Characterisation of equine cytochrome P450s
Orr, Catherine (2016) Characterisation of equine cytochrome P450s. PhD thesis, University of Nottingham.
Cytochrome P450s (CYPs) are a superfamily of enzymes involved in the phase I metabolism of endogenous and exogenous substances. They are present in almost all forms of life and have been studied extensively, particularly in relation to human medicine, where knowledge of their activities is essential for predicting drug-drug interactions. In the horse, little is currently known about CYP-specific drug metabolism, which holds importance for animal welfare and for doping control within the horseracing industry where drug-specific metabolites are tested for on race days. Recently the first recombinant equine CYPs have been produced, allowing specific data on equine P450 activity to be gathered for the first time.
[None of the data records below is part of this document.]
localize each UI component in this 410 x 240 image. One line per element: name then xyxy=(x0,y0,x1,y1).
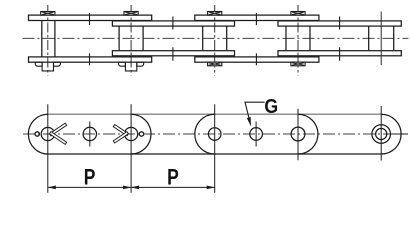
svg-text:P: P xyxy=(84,166,96,190)
svg-text:P: P xyxy=(167,166,179,190)
svg-text:G: G xyxy=(264,96,278,118)
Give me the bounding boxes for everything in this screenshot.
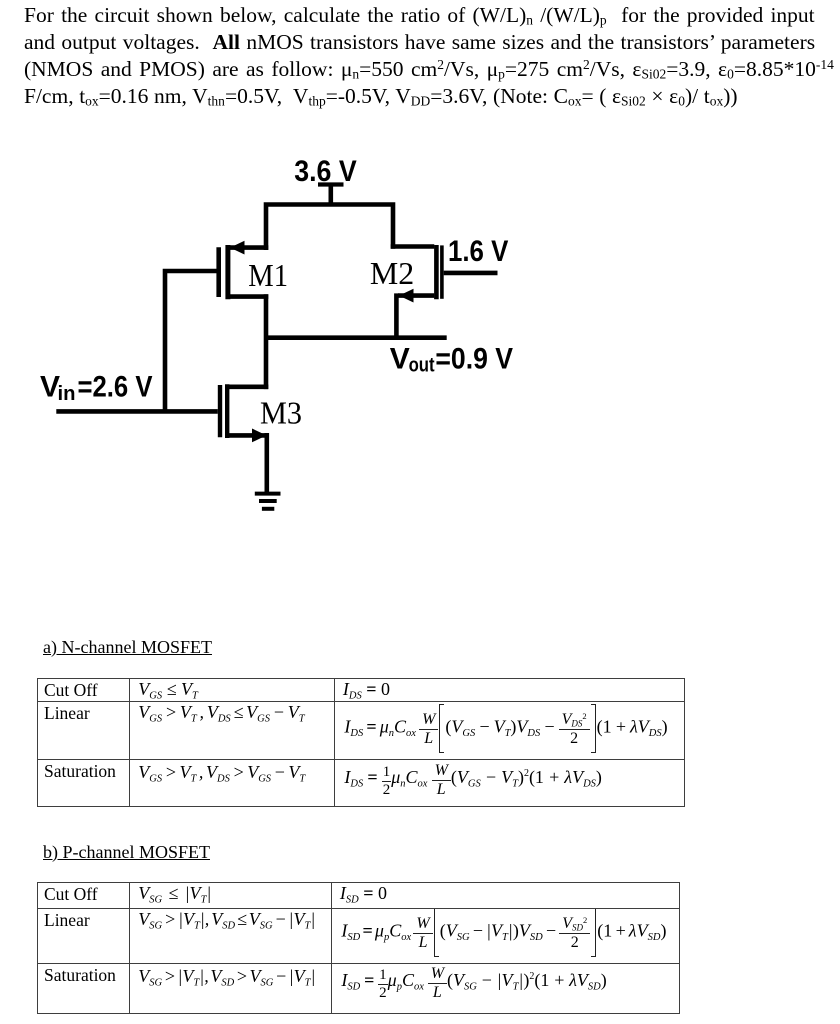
heading b) xyxy=(43,842,210,863)
svg-text:in: in xyxy=(58,383,76,405)
transistor M1 gate bar xyxy=(216,247,221,297)
svg-text:V: V xyxy=(390,343,410,376)
transistor M1 channel bar xyxy=(225,245,230,299)
M2 source arrow xyxy=(399,289,414,303)
svg-text:M3: M3 xyxy=(260,395,302,431)
wire: M1 bottom (drain) lead xyxy=(230,294,268,299)
label Vout=0.9 V xyxy=(390,343,513,377)
ground symbol xyxy=(255,492,281,496)
label Vin=2.6 V xyxy=(40,370,153,405)
wire: M2 source down to output rail xyxy=(394,293,399,340)
header paragraph line 2 xyxy=(24,30,815,55)
transistor M2 gate bar xyxy=(440,245,444,298)
svg-text:=0.9 V: =0.9 V xyxy=(435,343,513,376)
wire: top rail with drain drops to M1 and M2 xyxy=(266,205,393,251)
wire: M2 top (drain) lead xyxy=(391,244,435,249)
svg-text:out: out xyxy=(409,354,435,376)
transistor M2 channel bar xyxy=(434,245,439,299)
svg-text:=2.6 V: =2.6 V xyxy=(78,370,153,403)
table b: P-channel MOSFET xyxy=(37,882,680,1014)
wire: output rail xyxy=(266,335,447,340)
heading a) xyxy=(43,637,212,658)
wire: M2 bottom (source) lead xyxy=(398,293,434,298)
wire: M1 drain down to output node down to M3 drain xyxy=(264,294,269,389)
wire: Vin wire to gates xyxy=(56,409,218,414)
svg-text:M1: M1 xyxy=(248,257,288,293)
M1 source arrow xyxy=(230,241,245,255)
wire: M3 top (drain) lead xyxy=(229,384,268,389)
VDD supply tick xyxy=(318,182,344,186)
table a: N-channel MOSFET xyxy=(37,678,685,807)
wire: M3 source down to ground xyxy=(264,433,269,494)
circuit schematic xyxy=(0,140,560,540)
header paragraph line 4 xyxy=(24,84,738,109)
svg-text:1.6 V: 1.6 V xyxy=(448,235,508,268)
M3 source arrow xyxy=(252,429,267,443)
wire: M1 gate lead xyxy=(165,271,217,411)
svg-text:M2: M2 xyxy=(370,255,414,291)
header paragraph line 1 xyxy=(24,3,815,28)
wire: M3 bottom (source) lead xyxy=(229,433,267,438)
transistor M3 gate bar xyxy=(218,385,222,437)
wire: M1 top (source) lead xyxy=(230,245,268,250)
transistor M3 channel bar xyxy=(225,384,229,438)
header paragraph line 3 xyxy=(24,57,834,82)
wire: M2 gate lead xyxy=(444,271,498,276)
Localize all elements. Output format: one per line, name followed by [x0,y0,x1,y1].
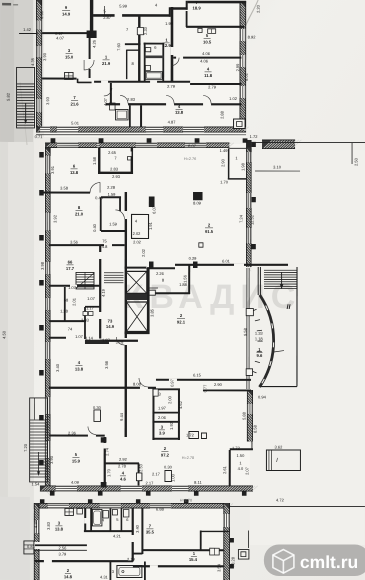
svg-text:17.7: 17.7 [66,266,75,271]
svg-text:1.72: 1.72 [250,134,259,139]
svg-text:1.00: 1.00 [170,473,175,482]
svg-text:0.81: 0.81 [27,544,36,549]
svg-text:0.40: 0.40 [92,223,97,232]
svg-text:1.59: 1.59 [108,192,117,197]
svg-text:2.06: 2.06 [158,415,167,420]
svg-text:0.94: 0.94 [258,395,267,400]
svg-text:66: 66 [68,259,73,264]
svg-text:2.83: 2.83 [110,166,119,171]
svg-text:1.59: 1.59 [109,221,118,226]
svg-text:2.74: 2.74 [104,447,109,456]
svg-text:1.54: 1.54 [32,481,41,486]
svg-text:35.5: 35.5 [146,529,155,534]
svg-text:2.50: 2.50 [354,157,359,166]
svg-text:2.99: 2.99 [235,63,240,72]
svg-text:3.85: 3.85 [149,308,154,317]
svg-text:2.20: 2.20 [256,4,261,13]
svg-text:1.88: 1.88 [179,282,188,287]
svg-text:12.9: 12.9 [163,43,172,48]
svg-text:6.15: 6.15 [193,373,202,378]
svg-text:1.07: 1.07 [87,296,96,301]
svg-text:6.07: 6.07 [188,143,197,148]
svg-text:4.07: 4.07 [103,97,108,106]
svg-text:8.02: 8.02 [244,72,249,81]
svg-text:1.58: 1.58 [92,156,97,165]
svg-text:4.06: 4.06 [202,51,211,56]
svg-text:2.17: 2.17 [152,471,161,476]
svg-text:3.98: 3.98 [104,360,109,369]
svg-text:74: 74 [68,326,73,331]
svg-text:13.8: 13.8 [55,526,64,531]
svg-text:73: 73 [108,318,113,323]
svg-text:0.40: 0.40 [95,195,104,200]
svg-text:3.79: 3.79 [59,551,68,556]
svg-text:3.83: 3.83 [46,521,51,530]
svg-text:1.97: 1.97 [158,405,167,410]
svg-text:6.01: 6.01 [222,259,231,264]
svg-text:4.87: 4.87 [168,119,177,124]
svg-text:3.40: 3.40 [55,363,60,372]
svg-text:6.88: 6.88 [156,506,165,511]
svg-text:9.6: 9.6 [257,353,263,358]
svg-text:3.54: 3.54 [216,563,221,572]
svg-text:9.44: 9.44 [119,412,124,421]
svg-text:4.72: 4.72 [276,498,285,503]
svg-text:8.09: 8.09 [193,201,202,206]
svg-text:2.83: 2.83 [127,97,136,102]
svg-text:0.77: 0.77 [202,384,207,393]
svg-text:1.87: 1.87 [102,337,111,342]
svg-text:2.02: 2.02 [133,239,142,244]
svg-text:cmlt.ru: cmlt.ru [300,552,358,572]
svg-text:2.90: 2.90 [214,382,223,387]
svg-text:0.30: 0.30 [164,464,173,469]
svg-text:6.07: 6.07 [152,205,157,214]
svg-text:1.72: 1.72 [186,433,195,438]
svg-text:0.97: 0.97 [169,378,174,387]
svg-text:5.65: 5.65 [39,10,44,19]
svg-text:91.5: 91.5 [205,229,214,234]
svg-text:10.5: 10.5 [203,40,212,45]
svg-text:3.91: 3.91 [50,165,55,174]
svg-text:2.53: 2.53 [138,463,143,472]
svg-text:92.1: 92.1 [177,319,186,324]
svg-text:1.17: 1.17 [86,305,95,310]
svg-text:4.19: 4.19 [101,288,106,297]
svg-text:2.79: 2.79 [167,84,176,89]
svg-text:21.6: 21.6 [70,101,79,106]
svg-text:2.87: 2.87 [103,15,112,20]
svg-text:73.28: 73.28 [230,556,235,567]
svg-text:4.6: 4.6 [120,476,126,481]
svg-text:0.29: 0.29 [189,256,198,261]
svg-text:2.65: 2.65 [108,150,117,155]
svg-text:4.09: 4.09 [71,480,80,485]
svg-text:1.07: 1.07 [68,285,77,290]
svg-text:13.8: 13.8 [70,170,79,175]
svg-text:3.58: 3.58 [60,185,69,190]
svg-text:8.58: 8.58 [252,424,257,433]
svg-text:2.78: 2.78 [118,463,127,468]
svg-text:2.92: 2.92 [119,457,128,462]
svg-text:2.79: 2.79 [208,85,217,90]
svg-text:14.9: 14.9 [62,11,71,16]
svg-text:4.0: 4.0 [238,466,244,471]
svg-text:2.02: 2.02 [141,248,146,257]
svg-text:3.40: 3.40 [135,524,140,533]
svg-text:H=2.78: H=2.78 [182,456,194,460]
svg-text:1.02: 1.02 [229,96,238,101]
svg-text:3.92: 3.92 [53,214,58,223]
svg-text:4.06: 4.06 [200,59,209,64]
svg-text:1.92: 1.92 [169,421,174,430]
svg-text:1.18: 1.18 [255,336,264,341]
svg-text:0.30: 0.30 [93,405,102,410]
svg-text:2.28: 2.28 [107,185,116,190]
svg-text:4.62: 4.62 [178,400,183,409]
svg-text:2.88: 2.88 [220,110,225,119]
svg-text:15.4: 15.4 [189,557,198,562]
svg-text:2.07: 2.07 [245,466,250,475]
svg-text:13.8: 13.8 [175,110,184,115]
svg-text:2.01: 2.01 [71,297,76,306]
svg-text:2.90: 2.90 [220,158,225,167]
svg-text:H=2.78: H=2.78 [180,498,192,502]
svg-text:3.93: 3.93 [45,96,50,105]
svg-text:4.8: 4.8 [102,244,108,249]
svg-text:1.70: 1.70 [220,180,229,185]
svg-text:2.56: 2.56 [59,545,68,550]
svg-text:2.61: 2.61 [222,465,227,474]
svg-text:2.19: 2.19 [127,557,136,562]
svg-text:4.40: 4.40 [33,519,38,528]
svg-text:1.70: 1.70 [106,468,111,477]
svg-text:18.9: 18.9 [193,6,202,11]
svg-text:4.31: 4.31 [100,574,109,579]
svg-text:1.49: 1.49 [220,148,229,153]
svg-text:9.58: 9.58 [243,327,248,336]
svg-text:12.52: 12.52 [250,214,255,225]
svg-text:14.9: 14.9 [106,324,115,329]
svg-text:4.26: 4.26 [92,39,97,48]
svg-text:1.50: 1.50 [237,453,246,458]
svg-text:7.24: 7.24 [239,214,244,223]
svg-text:H=2.76: H=2.76 [184,157,196,161]
svg-text:97.2: 97.2 [161,452,170,457]
svg-text:2.26: 2.26 [156,271,165,276]
svg-text:1.33: 1.33 [255,331,264,336]
svg-text:1.42: 1.42 [23,27,32,32]
svg-text:5.82: 5.82 [6,92,11,101]
svg-text:7.60: 7.60 [116,42,121,51]
svg-text:8.08: 8.08 [133,381,142,386]
svg-text:3.9: 3.9 [159,430,165,435]
svg-text:68: 68 [64,297,69,302]
svg-text:21.0: 21.0 [75,211,84,216]
svg-text:2.93: 2.93 [112,174,121,179]
svg-text:2.00: 2.00 [167,395,172,404]
svg-text:4.35: 4.35 [30,57,35,66]
svg-text:2.83: 2.83 [81,317,90,322]
svg-text:5.99: 5.99 [119,3,128,8]
svg-text:3.90: 3.90 [42,52,47,61]
svg-text:1.14: 1.14 [85,335,94,340]
svg-text:13.8: 13.8 [75,366,84,371]
svg-text:7.20: 7.20 [23,443,28,452]
svg-text:21.9: 21.9 [102,61,111,66]
svg-text:3.98: 3.98 [40,261,45,270]
svg-text:1.98: 1.98 [240,162,245,171]
svg-text:75: 75 [102,238,107,243]
svg-text:3.62: 3.62 [275,445,284,450]
svg-text:8.11: 8.11 [194,480,202,485]
svg-text:1.91: 1.91 [148,221,153,230]
svg-text:2.33: 2.33 [143,26,148,35]
svg-text:4.21: 4.21 [113,533,122,538]
svg-text:15.0: 15.0 [65,54,74,59]
svg-text:3.10: 3.10 [273,165,282,170]
svg-text:1.99: 1.99 [165,21,174,26]
svg-text:1.07: 1.07 [75,334,84,339]
svg-text:3.56: 3.56 [70,239,79,244]
svg-text:8.92: 8.92 [248,35,257,40]
svg-text:5.01: 5.01 [71,120,80,125]
svg-text:3.78: 3.78 [116,339,125,344]
svg-text:11.8: 11.8 [204,73,213,78]
svg-text:4.50: 4.50 [1,330,6,339]
svg-text:14.8: 14.8 [64,574,73,579]
svg-text:2.36: 2.36 [68,430,77,435]
svg-text:3.90: 3.90 [49,455,54,464]
svg-text:2.17: 2.17 [146,480,155,485]
svg-text:5.88: 5.88 [241,411,246,420]
svg-text:1.28: 1.28 [60,308,69,313]
svg-text:0.71: 0.71 [35,134,44,139]
svg-text:2.02: 2.02 [133,231,142,236]
svg-text:15.9: 15.9 [72,458,81,463]
svg-text:1.72: 1.72 [232,446,241,451]
svg-text:4.07: 4.07 [56,35,65,40]
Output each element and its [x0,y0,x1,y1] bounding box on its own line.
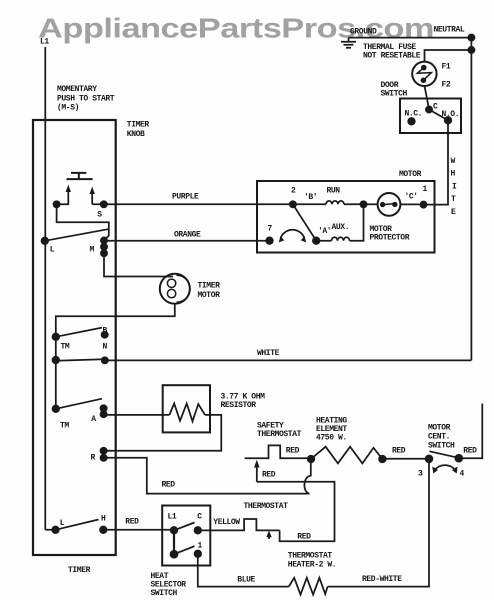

During the current study,46 full-length P450 sequences were identified from the equine genome. RT-PCR analysis was then carried out on equine liver in order to detect hepatic expression of P450s across various families. After this, cold-induction (pCold) E. coli were used for production of recombinant P450 proteins for subsquent functional testing. Four recombinant equine P450s were successfully expressed (CYP1A1, CYP2A13, CYP2C92 and CYP2D50). Due to being the isoforms most likely to be involved in drug metabolism, rCYP2D50 and rCYP2C92 were selected to be screened against ten of the most commonly used horse drugs to identify potential substrates. rCYP2C92 appeared to metabolise all four NSAIDs tested (flunixin, ketoprofen, phenylbutazone and diclofenac), however presence of the known hydroxylated metabolites of diclofenac and phenylbutazone (4-hydroxydiclofenac and oxyphenbutazone, respectively) could not be confirmed despite being present within equine liver microsome and human recombinant CYP2C9 samples. In spite of the apparant acivity displayed by rCYP2C92 towards all four NSAIDs, no conclussions can be made about this enzyme’s role in NSAID metabolism due to a lack of known hydroxylated metabolite production.